With these provisions in force, we are clearly of opinion that the State court of Louisiana erred in refusing to transfer the case to the Circuit Court of the United States upon the application of the plaintiff in error. If the Federal court had, by no previous act, jurisdiction to pass upon and determine the controversy existing between the parties in the parish court of Orleans, it was invested with the necessary jurisdiction by this act itself so soon as the case was transferred. In authorizing and requiring the transfer of cases involving particular controversies from a State court to a Federal court, the statute thereby clothed the latter court with all the authority essential for the complete adjudication of the controversies, even though it should be admitted that that court could not have taken original cognizance of the cases. The language used in Smith v. Rines, cited from the 2d of Sumner's Reports, in support of the position that such cases are only liable to removal from the State to the Circuit Court as might have been brought before the Circuit Court by original process, applied only to the law as it then stood. No case could then be transferred from a State court to a Federal court, on account of the citizenship of the parties, which could not originally have been brought in the Circuit Court.
But the admission supposed is not required in this case. The suit in the parish court is not a proceeding to establish a will, but to annul it as a muniment of title, and to limit the operation of the decree admitting it to probate. It is, in all essential particulars, a suit for equitable relief, — to cancel an instrument alleged to be void, and to restrain the enforcement of a decree alleged to have been obtained upon false and insufficient testimony. There are no separate equity courts in Louisiana, and suits for special relief of the nature here sought are not there designated suits in equity. But they are none the less essentially such suits; and if by the law obtaining in the State, customary or statutory, they can be maintained in a State court, whatever designation that court may bear, we think they may be maintained by original process in a Federal court, where the parties are, on the one side, citizens of Louisiana, and, on the other, citizens of other States.

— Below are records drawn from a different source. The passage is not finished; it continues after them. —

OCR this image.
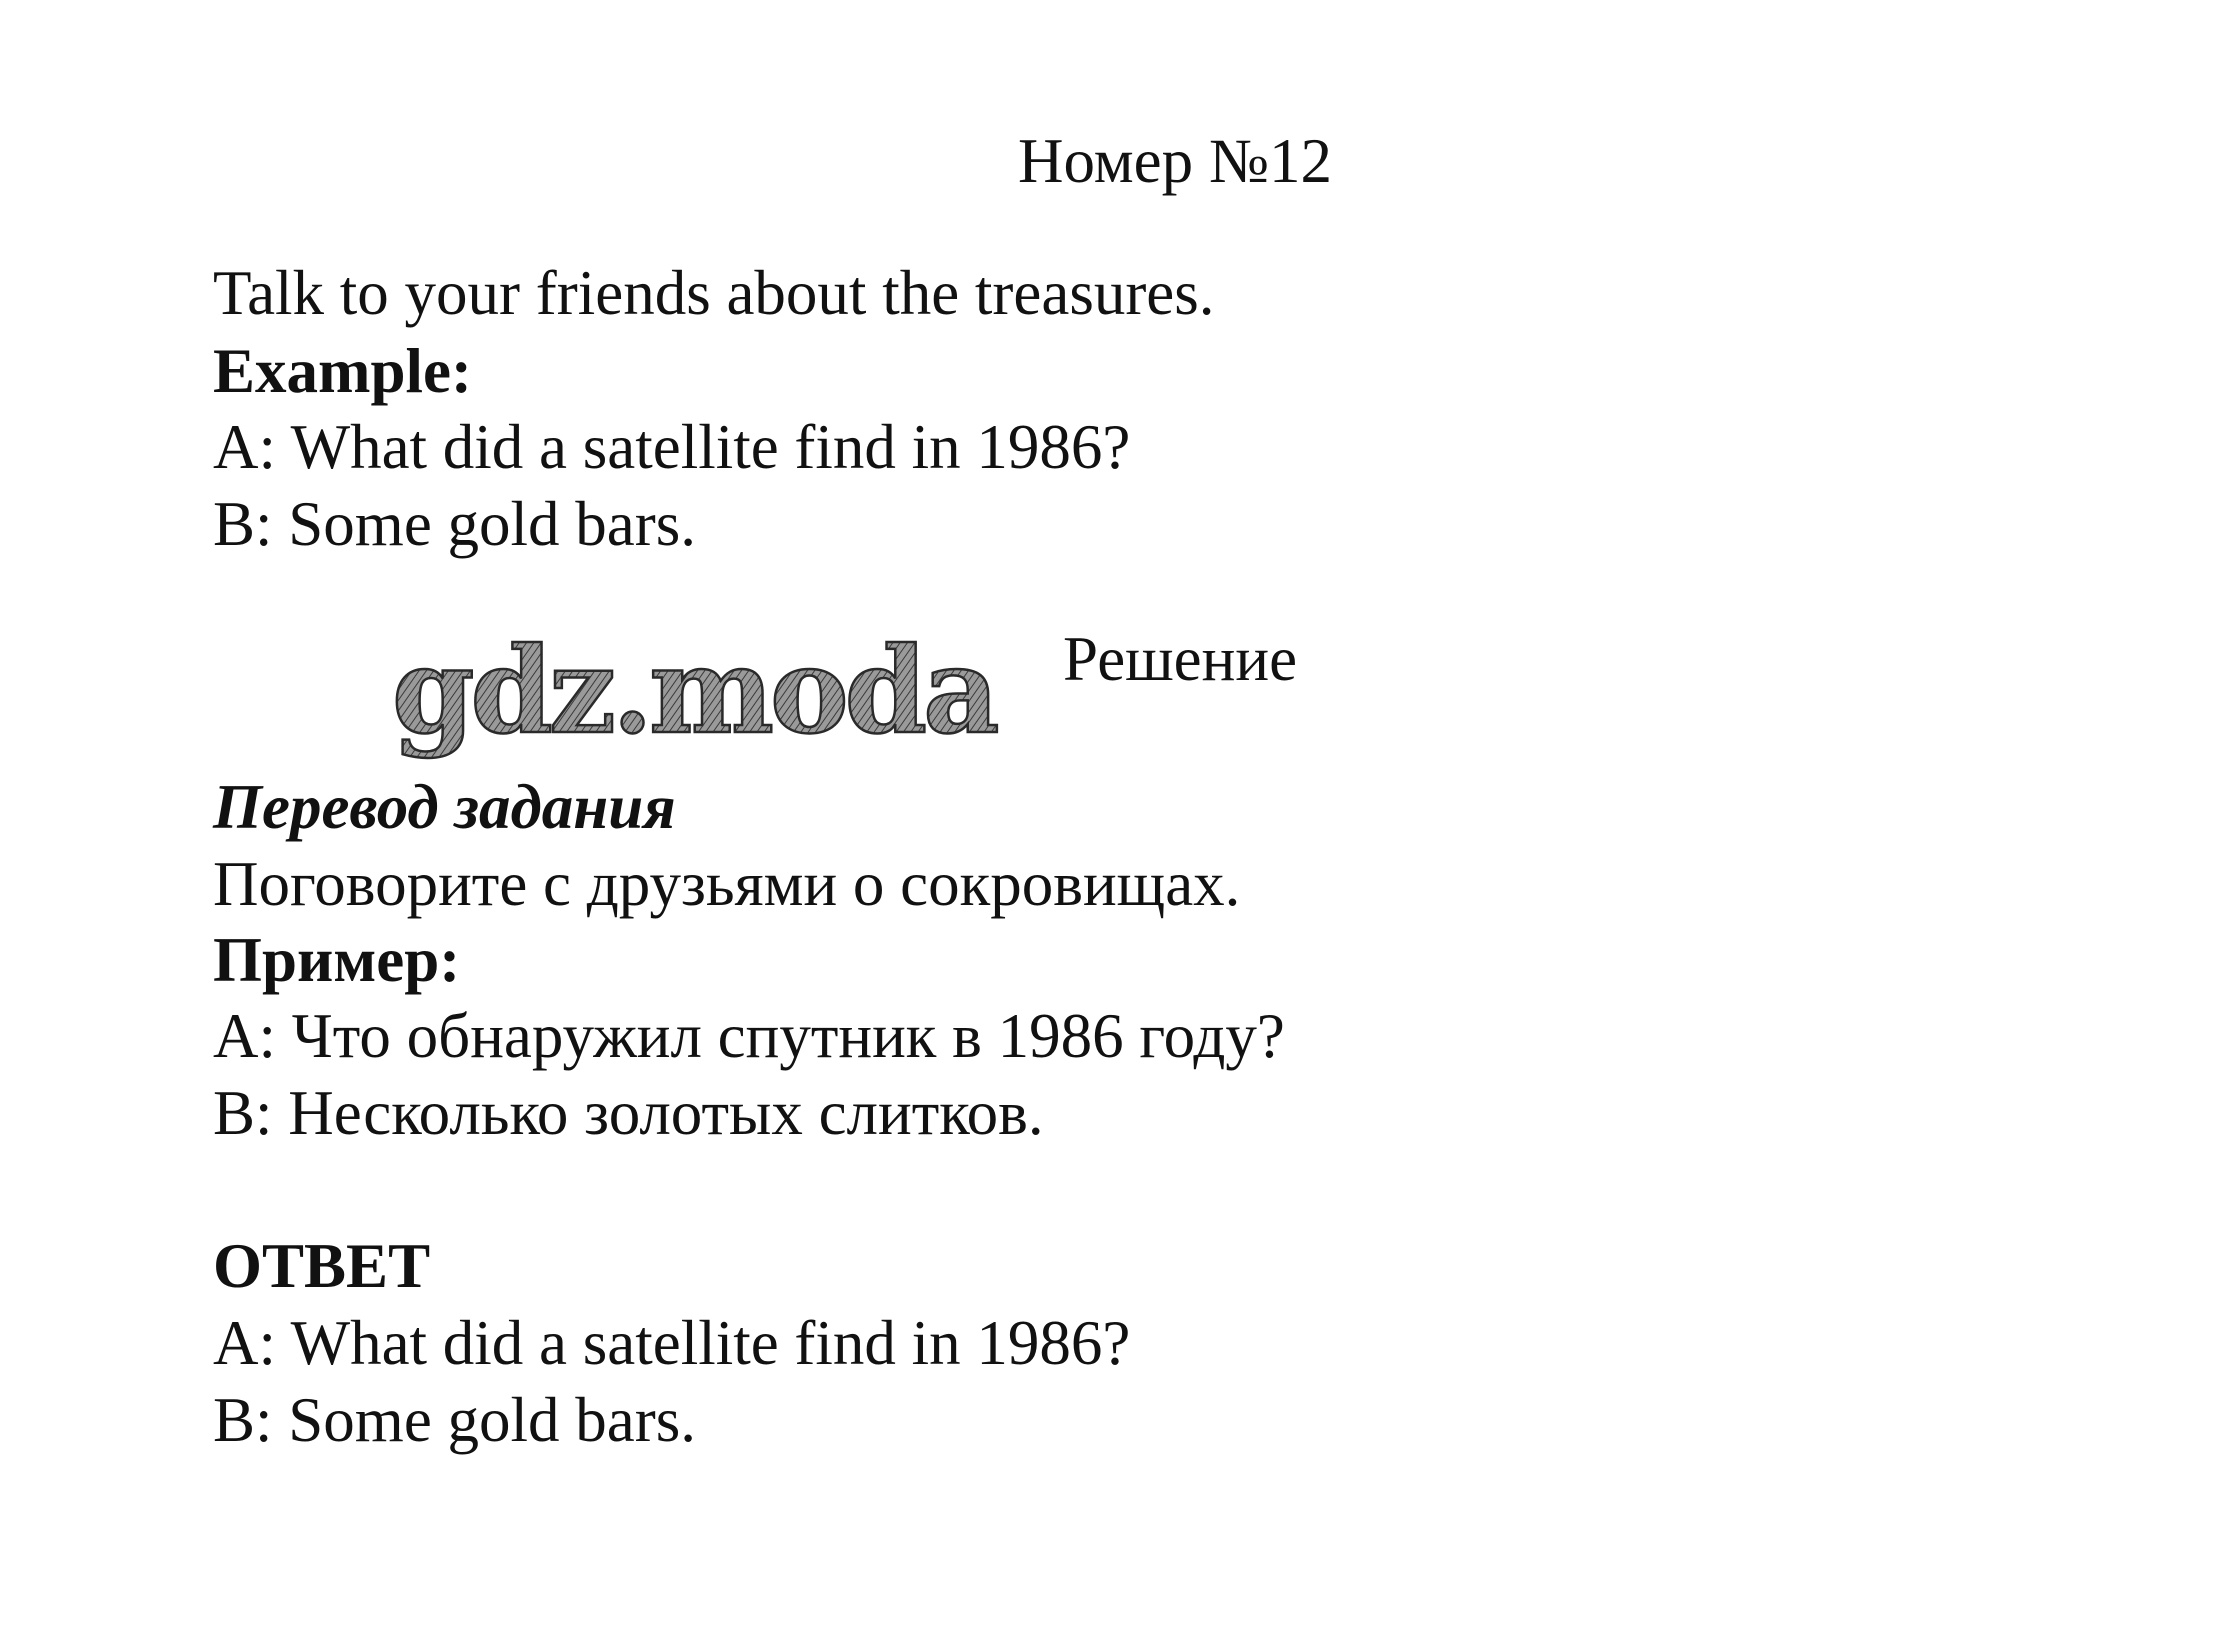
Номер №12
Talk to your friends about the treasures.
Example:
A: What did a satellite find in 1986?
B: Some gold bars.
gdz.moda Решение
Перевод задания
Поговорите с друзьями о сокровищах.
Пример:
А: Что обнаружил спутник в 1986 году?
В: Несколько золотых слитков.
ОТВЕТ
A: What did a satellite find in 1986?
B: Some gold bars.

Nor is there any thing in the decisions of this court in the case of Gaines v. New Orleans, reported in the 6th of Wallace, or in the case of Broderick's Will, reported in the 21st of Wallace, which militates against these views. In Gaines v. New Orieans, this court only held that the probate could not be collaterally attacked; and that, until revoked, it was conclusive of the existence of the will and its contents. There is no intimation given that a direct action to annul the will and restrain a decree admitting it to probate might not be maintained in a Federal as well as in a State court, if jurisdiction of the parties was once rightfully obtained.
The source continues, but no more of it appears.